Un homme a pris en otage ce mardi pendant plusieurs heures trois personnes dans un pavillon à Lourdes, dont son ex-compagne qu’il a blessée par balle et les parents de cette dernière. Il a finalement été interpellé par le Raid.

La préfecture des Hautes-Pyrénées avait précisé dans un communiqué que l’individu, retranché à son domicile rue Mozart à Lourdes, avait tiré “des coups de feu vers l’extérieur” alors qu’il retenait des personnes avec lui. La police a été appelée vers 10h30, a détaillé le préfet par la suite. 

D’après des témoins, l’individu armé est sorti sur le balcon en tenant son ex-femme et criant aux policiers “dégagez ou dans trois secondes je finis le travail”, a rapporté un journaliste de l’AFP.

“Dans les minutes qui ont suivi, le Raid de Toulouse s’est rendu sur place, en engageant avec le preneur d’otages des négociations, qui n’ont pas abouti”, a indiqué le préfet.

La femme blessée par balle à la hanche

Puis peu avant 1h, “les policiers du Raid sont intervenus et ont fait usage de la force. Le preneur d’otages a été maîtrisé, son ex-compagne a été blessée par balle par le preneur d’otages dans le cadre de l’opération, mais son pronostic vital n’est pas engagé même s’il faut rester prudent”, a affirmé le préfet. La femme a été blessée par balle à la hanche, selon le procureur général de Pau, Michel Baulier. 

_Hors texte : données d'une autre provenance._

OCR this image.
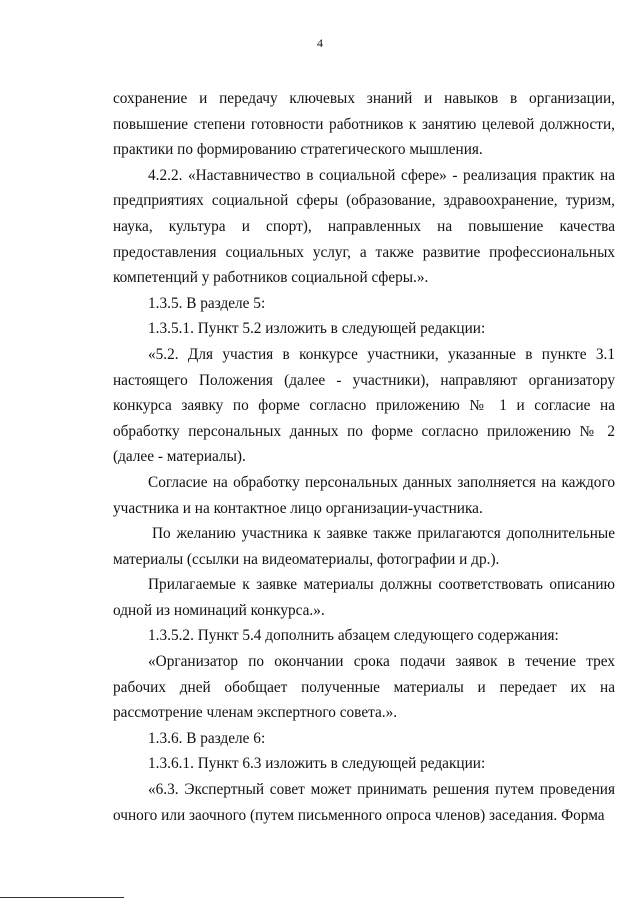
4

сохранение и передачу ключевых знаний и навыков в организации, повышение степени готовности работников к занятию целевой должности, практики по формированию стратегического мышления.

4.2.2. «Наставничество в социальной сфере» - реализация практик на предприятиях социальной сферы (образование, здравоохранение, туризм, наука, культура и спорт), направленных на повышение качества предоставления социальных услуг, а также развитие профессиональных компетенций у работников социальной сферы.».

1.3.5. В разделе 5:

1.3.5.1. Пункт 5.2 изложить в следующей редакции:

«5.2. Для участия в конкурсе участники, указанные в пункте 3.1 настоящего Положения (далее - участники), направляют организатору конкурса заявку по форме согласно приложению № 1 и согласие на обработку персональных данных по форме согласно приложению № 2 (далее - материалы).

Согласие на обработку персональных данных заполняется на каждого участника и на контактное лицо организации-участника.

По желанию участника к заявке также прилагаются дополнительные материалы (ссылки на видеоматериалы, фотографии и др.).

Прилагаемые к заявке материалы должны соответствовать описанию одной из номинаций конкурса.».

1.3.5.2. Пункт 5.4 дополнить абзацем следующего содержания:

«Организатор по окончании срока подачи заявок в течение трех рабочих дней обобщает полученные материалы и передает их на рассмотрение членам экспертного совета.».

1.3.6. В разделе 6:

1.3.6.1. Пункт 6.3 изложить в следующей редакции:

«6.3. Экспертный совет может принимать решения путем проведения очного или заочного (путем письменного опроса членов) заседания. Форма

Le père et la mère de l’ex-compagne, qui avaient également été pris en otage, avaient, eux, pu être “rapidement mis en sécurité” par le Raid, avant même l’arrestation du forcené.

Il avait interdiction d’entrer en contact avec sa compagne

Interrogé lors d’une conférence de presse sur les motivations du forcené, le procureur général de Pau a affirmé: “On est dans le cadre d’une séparation, non acceptée par l’auteur des faits, pour lequel la justice a eu à trois reprises à se prononcer, avec des moyens mis en oeuvre à l’égard de l’ex-compagne, qui bénéficiait d’un téléphone ‘grave danger'”.

Ce dispositif permettait à la victime d’alerter les forces de sécurité dans le cas d’une irruption de son ex-compagnon, à qui la justice avait interdit d’entrer en contact avec elle, a expliqué Michel Beaulier.

Âgé d’une cinquantaine d’années, le preneur d’otages, un ancien militaire, était “connu de la justice pour des précédents vis-à-vis de son ex-conjointe”, a déclaré à l’AFP le procureur de la République de Tarbes. “L’intéressé a été placé en garde à vue. L’enquête va se poursuivre, notamment pour tentative d’homicide”, a indiqué le procureur.